You'll Be Responsible For:
- Conducting in-depth research into the core technologies of Large Language Models (LLMs) for Function Calling.
- Designing, implementing, tuning, and innovating reinforcement learning algorithms (e.g., PPO, DPO, GRPO) specifically for Function Calling tasks during LLM post-training.
- Leading the design, construction, processing, and analysis of datasets for Function Calling, leveraging data insights to drive model performance.
- Working to improve model performance in practical applications and on public/private benchmarks (e.g., BFCL leaderboard), conducting thorough experimental analysis.
- Documenting innovative findings and experimental results in high-quality technical reports or academic papers.
You Might Thrive In This Role If You:
- Hold a Master's degree or higher in Computer Science, Mathematics, Electronics, or a related field.
- Have 2+ years of experience in LLM algorithms, with a solid foundation in Natural Language Processing (NLP), machine learning, and deep learning, supported by practical experience.
- Are proficient in Python and at least one major machine learning framework, with solid hands-on programming experience in NLP projects; experience in LLM pre-training and fine-tuning is a plus.

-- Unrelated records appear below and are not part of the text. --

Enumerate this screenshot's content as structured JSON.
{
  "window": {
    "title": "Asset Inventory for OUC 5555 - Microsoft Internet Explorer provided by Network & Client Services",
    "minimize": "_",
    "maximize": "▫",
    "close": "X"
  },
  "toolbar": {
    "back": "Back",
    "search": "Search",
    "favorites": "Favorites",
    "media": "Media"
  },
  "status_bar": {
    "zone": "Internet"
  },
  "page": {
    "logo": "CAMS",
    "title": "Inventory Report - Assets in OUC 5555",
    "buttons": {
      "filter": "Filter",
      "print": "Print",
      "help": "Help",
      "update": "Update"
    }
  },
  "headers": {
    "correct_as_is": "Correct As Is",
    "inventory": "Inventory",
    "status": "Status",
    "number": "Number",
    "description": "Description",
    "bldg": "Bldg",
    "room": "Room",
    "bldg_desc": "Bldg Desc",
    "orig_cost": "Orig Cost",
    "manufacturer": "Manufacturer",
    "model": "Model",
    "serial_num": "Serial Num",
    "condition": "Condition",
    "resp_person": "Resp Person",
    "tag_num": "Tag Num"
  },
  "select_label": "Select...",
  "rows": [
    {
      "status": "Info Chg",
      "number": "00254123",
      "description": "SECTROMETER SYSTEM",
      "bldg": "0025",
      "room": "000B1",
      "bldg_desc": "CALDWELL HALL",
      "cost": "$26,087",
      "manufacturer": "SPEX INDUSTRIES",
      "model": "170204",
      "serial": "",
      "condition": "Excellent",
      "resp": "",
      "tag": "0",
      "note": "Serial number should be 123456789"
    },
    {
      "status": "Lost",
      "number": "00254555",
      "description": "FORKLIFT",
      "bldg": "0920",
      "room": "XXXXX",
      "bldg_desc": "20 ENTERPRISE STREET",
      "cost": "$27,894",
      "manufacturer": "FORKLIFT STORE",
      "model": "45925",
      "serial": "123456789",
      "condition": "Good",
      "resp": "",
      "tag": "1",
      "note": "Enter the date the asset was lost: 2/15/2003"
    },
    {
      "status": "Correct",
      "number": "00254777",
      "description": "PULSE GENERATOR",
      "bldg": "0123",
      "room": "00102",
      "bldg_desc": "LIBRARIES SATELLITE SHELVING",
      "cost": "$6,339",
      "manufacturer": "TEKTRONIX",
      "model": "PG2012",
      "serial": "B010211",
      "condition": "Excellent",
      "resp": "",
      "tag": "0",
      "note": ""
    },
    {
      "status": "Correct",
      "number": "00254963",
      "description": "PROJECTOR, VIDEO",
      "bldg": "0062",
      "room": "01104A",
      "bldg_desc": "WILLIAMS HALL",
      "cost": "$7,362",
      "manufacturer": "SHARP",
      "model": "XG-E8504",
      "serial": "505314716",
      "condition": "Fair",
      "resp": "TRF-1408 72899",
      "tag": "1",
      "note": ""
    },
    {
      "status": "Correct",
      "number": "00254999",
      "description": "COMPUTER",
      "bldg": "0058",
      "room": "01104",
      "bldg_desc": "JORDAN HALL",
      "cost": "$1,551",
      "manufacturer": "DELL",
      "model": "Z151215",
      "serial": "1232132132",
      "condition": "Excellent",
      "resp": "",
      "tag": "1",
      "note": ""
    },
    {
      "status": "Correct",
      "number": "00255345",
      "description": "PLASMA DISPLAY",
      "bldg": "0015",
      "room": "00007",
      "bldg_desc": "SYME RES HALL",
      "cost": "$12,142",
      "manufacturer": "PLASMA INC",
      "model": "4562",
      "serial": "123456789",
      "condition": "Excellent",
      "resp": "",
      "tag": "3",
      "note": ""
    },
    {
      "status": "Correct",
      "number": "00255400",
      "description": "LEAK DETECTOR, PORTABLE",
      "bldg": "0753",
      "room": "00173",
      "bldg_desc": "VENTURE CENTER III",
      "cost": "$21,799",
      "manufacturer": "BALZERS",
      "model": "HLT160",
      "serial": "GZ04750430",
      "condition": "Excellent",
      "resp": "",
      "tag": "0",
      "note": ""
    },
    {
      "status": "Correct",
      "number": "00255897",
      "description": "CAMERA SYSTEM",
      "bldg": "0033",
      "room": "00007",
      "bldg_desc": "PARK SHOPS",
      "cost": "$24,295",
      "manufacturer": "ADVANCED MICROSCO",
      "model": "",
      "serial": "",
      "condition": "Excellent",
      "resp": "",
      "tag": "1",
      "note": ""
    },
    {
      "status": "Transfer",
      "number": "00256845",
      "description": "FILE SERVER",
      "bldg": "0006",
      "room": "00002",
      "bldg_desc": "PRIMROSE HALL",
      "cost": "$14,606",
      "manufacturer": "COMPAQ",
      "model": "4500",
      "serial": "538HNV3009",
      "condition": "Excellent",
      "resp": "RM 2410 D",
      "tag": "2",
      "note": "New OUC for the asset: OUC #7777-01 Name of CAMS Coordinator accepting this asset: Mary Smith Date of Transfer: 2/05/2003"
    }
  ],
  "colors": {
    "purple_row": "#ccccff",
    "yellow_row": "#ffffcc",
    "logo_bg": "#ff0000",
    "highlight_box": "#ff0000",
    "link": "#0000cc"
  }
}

- Possess excellent analytical and problem-solving skills, with a passion for tackling challenging problems and a strong curiosity for data exploration.
- Stay current with academic literature and can select and adapt algorithms based on task requirements.
- Are proactive, responsible, and have strong communication and teamwork skills.
Why Join Us?
- Work in a pure research environment, akin to a "West Point for AI."
- Join a team with multiple world championship titles in competitions, with opportunities to contribute to top-tier conference publications.
- Work alongside and grow with scientists recognized in the top 2% of Google Scholar.